Because of my trip to the Emergency Room with my seizure, they told me about the results of my Wednesday MRI. The clot remains. Not good news but obviously I can live with it (smiles weakly).

They performed a CT scan to see if there was new bleeding in my brain as a cause for my seizure and there was not. That IS good news so hooray!

My blood work revealed that I had an extremely low level of Phosphate. They did say that it can cause seizures when it is as low as my Phosphate level was... and they asked if I had been eating because lack of food can cause the Phosphate to plummet. I had had a weekend with a very varied and fullsome diet so that was not the reason.
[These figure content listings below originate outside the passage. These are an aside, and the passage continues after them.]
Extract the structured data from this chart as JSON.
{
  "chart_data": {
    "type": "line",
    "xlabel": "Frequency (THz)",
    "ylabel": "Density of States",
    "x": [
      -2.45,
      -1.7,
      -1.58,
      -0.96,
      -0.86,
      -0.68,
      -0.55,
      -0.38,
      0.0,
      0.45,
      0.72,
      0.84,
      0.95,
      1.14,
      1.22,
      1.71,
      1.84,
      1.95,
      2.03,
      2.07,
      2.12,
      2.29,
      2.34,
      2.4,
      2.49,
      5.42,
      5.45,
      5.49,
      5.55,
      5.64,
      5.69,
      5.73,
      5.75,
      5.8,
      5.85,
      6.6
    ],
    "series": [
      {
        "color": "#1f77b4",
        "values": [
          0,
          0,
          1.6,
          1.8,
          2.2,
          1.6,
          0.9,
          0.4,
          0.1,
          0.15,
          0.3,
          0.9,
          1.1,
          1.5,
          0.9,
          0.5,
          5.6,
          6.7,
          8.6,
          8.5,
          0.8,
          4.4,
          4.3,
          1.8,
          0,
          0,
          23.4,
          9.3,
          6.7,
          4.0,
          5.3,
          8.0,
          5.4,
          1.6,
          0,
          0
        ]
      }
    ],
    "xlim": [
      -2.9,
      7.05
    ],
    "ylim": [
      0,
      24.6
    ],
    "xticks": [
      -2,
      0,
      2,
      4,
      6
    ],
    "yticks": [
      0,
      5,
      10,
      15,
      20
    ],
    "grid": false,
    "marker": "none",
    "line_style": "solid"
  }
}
Anyway, they put me on 4 hrs of IV Phosphate as well as requiring me to take some Rx Phosphate tablets that dissolve in water.

My husband was asked to take Monday off of work to stay with me so that I would not be left alone. He and I had both been up all night so the rest during the day on Monday was appreciated.

I had been feeling 'unwell' that weekend which I attributed to my busy schedule. What might be no big deal for most people was very tough for me. Even driving to the lake on Sat and home on Sun was alot for me because there is a lot of visual and audio stimuli on that trip.

Anyway, I wanted to take this opportunity to tell you about the new development in my health. It hasn't all be bad news by the way... I have been planning and preparing for my brother's Wedding Day!!! He and his lovely fiancee are getting married - this Saturday, August 6.

I can't wait for the day to come - our family could use the reason to get together and party.

Will give you more frequent updates as time goes by this week. Thanks for your patience and warm wishes.